# No parking spots left- steelhead



## FearN0deer (Apr 1, 2006)

went for a stroll today.... at 23 mile and dequinder rds... Yates cider mill.... parks packed... no parking spots left. sholder to sholder with fisherman... a little to cramped for my style.. saw a guy who picked up 2.. not sure on the size and weight just saw form the road...might be worth a cast or two.


----------



## Thunderhead (Feb 2, 2002)

LOL Not jabbing at you here, but posting locations doesn't help the situation any. 
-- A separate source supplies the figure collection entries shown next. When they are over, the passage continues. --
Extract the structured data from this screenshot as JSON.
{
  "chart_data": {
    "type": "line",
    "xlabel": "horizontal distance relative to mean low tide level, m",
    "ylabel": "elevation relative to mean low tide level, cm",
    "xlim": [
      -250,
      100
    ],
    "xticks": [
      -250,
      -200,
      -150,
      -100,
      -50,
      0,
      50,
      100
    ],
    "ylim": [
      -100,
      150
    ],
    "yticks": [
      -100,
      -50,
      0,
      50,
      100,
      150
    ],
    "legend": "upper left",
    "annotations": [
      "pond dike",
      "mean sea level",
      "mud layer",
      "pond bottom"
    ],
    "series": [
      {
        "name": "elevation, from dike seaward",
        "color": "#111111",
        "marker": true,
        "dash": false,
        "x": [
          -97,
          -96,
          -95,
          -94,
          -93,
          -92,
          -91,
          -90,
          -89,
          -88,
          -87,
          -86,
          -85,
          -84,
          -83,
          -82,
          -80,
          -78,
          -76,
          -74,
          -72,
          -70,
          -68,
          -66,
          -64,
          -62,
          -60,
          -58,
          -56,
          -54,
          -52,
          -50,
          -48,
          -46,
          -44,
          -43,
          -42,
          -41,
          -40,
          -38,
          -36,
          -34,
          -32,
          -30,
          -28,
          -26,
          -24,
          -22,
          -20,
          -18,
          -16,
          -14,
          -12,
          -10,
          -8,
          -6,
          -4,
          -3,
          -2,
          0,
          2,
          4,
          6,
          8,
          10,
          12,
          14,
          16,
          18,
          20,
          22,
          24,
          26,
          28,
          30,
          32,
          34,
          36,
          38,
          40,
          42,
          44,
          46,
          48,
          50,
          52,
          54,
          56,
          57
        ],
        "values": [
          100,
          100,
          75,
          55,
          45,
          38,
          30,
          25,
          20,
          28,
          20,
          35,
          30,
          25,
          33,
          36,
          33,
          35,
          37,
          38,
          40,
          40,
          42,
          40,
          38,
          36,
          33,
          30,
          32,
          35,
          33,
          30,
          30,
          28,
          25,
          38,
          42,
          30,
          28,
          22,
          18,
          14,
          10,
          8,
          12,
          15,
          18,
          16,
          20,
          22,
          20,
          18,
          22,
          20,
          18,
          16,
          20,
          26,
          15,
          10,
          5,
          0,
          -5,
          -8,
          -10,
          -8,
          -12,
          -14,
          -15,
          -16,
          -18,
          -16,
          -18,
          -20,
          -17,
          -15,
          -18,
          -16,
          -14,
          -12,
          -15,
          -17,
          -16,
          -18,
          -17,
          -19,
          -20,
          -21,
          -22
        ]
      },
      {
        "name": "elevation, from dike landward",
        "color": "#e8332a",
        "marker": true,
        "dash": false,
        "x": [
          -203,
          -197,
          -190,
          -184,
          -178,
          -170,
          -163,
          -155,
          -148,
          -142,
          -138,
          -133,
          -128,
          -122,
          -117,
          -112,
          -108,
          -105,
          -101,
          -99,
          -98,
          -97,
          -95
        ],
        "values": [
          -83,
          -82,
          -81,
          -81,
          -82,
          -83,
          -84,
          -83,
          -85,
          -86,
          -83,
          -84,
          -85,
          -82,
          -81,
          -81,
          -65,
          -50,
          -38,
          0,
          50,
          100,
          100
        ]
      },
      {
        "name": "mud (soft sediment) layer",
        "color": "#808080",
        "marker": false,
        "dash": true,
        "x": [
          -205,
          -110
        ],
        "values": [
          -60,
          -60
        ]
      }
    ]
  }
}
Why do you think it's so crowded ? I'm sure lots of guys cruise the net looking for a place to fish ...............


----------



## MSUICEMAN (Jan 9, 2002)

everybody already knows of yates, definitely not a secret. its the other spots on the river that hold fish that ya gotta be tight lipped about.


----------



## tommytubular (Jan 25, 2002)

Exactly what MSUICEMAN said.....


----------



## MEL (Jul 17, 2005)

You mean other guys are fishing at Yates? I thought that was MY secret
spot!!!


----------



## WALLEYE MIKE (Jan 7, 2001)

You expected a half full parking lot on a weekend, never happen. Right now you got steelhead fisherman and then those for spring suckers. Gonna be full.


----------



## fire-tiger (Mar 15, 2005)

Thunderhead said:


> LOL Not jabbing at you here, but posting locations doesn't help the situation any.
> 
> Why do you think it's so crowded ? I'm sure lots of guys cruise the net looking for a place to fish ...............


Usually hit the lower stretches and un-named parking spots, but today I had work in the area of Yates and stopped in for an hour. Hooked and lost two almost immediately at the dam (no they were not suckers) on chartruse egg flies. There were only six others fishing in the general area and two of them had one dark fish each on thier stringers. 

Could not stay longer (did not really want to) but it sure is nice to be able to stop in like that and have a little fun. Oh yeah, there was plenty of parking.


----------



## tedshunter (Dec 27, 2004)

I cannot beleive people take them fish home.I once took home and cooked a rainbow I caught there and it tasted like the river smells YUK............Now I might keep a female for some fresh spawn.Those fish in there are not the best table fair in my opinion.


----------